Tuning the NTLM Authentication TTL (Time-to-live) setting on the Symantec Web Gateway.

book

Article ID: 156228

calendar_today

Updated On:

Products

Web Gateway

Issue/Introduction

You wish to understand and optimize the NTLM TTL (Time-to-live) setting for Authentication operations on the Symantec Web Gateway.

Resolution

Recommended settings:

  1. For most networks, the default setting of 15 minutes should be about right. This should nevertheless be increased if the SWG is very busy, and having to process a very large number of authentication requests.
  2. For networks where users never share systems, the TTL can be set as high as 480 minutes (8 hours). In this way, after their initial log in, they will use cached credentials for their working day.
  3. For Networks containing a high number of kiosk-type systems where users change regularly, a TTL of 2-3 minutes is recommended to ensure that the session information is constantly updated.
  4. For networks that contains a mixture of these types of systems, the traffic can be segragated and passed through different proxies, or an optimum intermediate setting can be decided.

Note that setting the TTL to "0" is not recommended except for testing purposes, as it risks overloading the SWG authentication sub-system with request traffic.

 


Applies To

The TTL setting (Configuration > Authentication > NTLM > TTL) controls the frequency of authentication requests being sent to the Active Directory controller.

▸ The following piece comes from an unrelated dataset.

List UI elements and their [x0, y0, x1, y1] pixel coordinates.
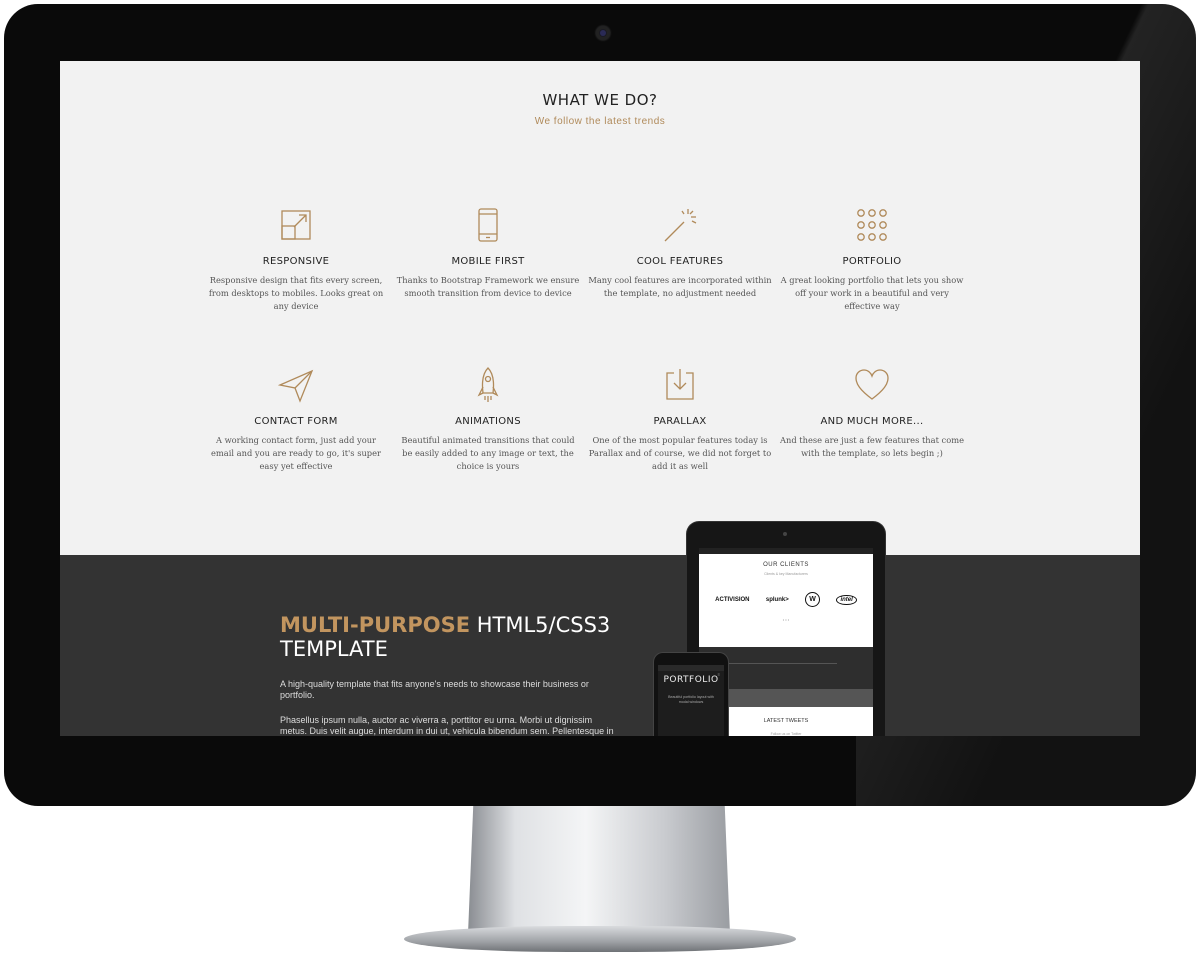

The default setting is 15 minutes, but the correct level depends on the type of system that is using the Web Gateway.

A setting of "0" will send every single authentication request to Active Directory. As each browsing session can generate multiple requests for each site and each component of a site, this can result a very large number of requests. This can potentially degrade the performance of both the Web Gateway itself and the Active Directory server.

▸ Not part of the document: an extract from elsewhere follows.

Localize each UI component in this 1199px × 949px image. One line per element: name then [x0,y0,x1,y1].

Any other setting will cache the initial authentication session for the period of time specified (assuming that the session was allowed by the domain controller), thus increasing processing speed and reducing overhead significantly. Note that this will mean that the initial users details will be displayed until the TTL expires, even if another user logs on to the same system.

If for some reason the inital authentication request was refused by the DC, a new request will be sent each time the user refreshes the page.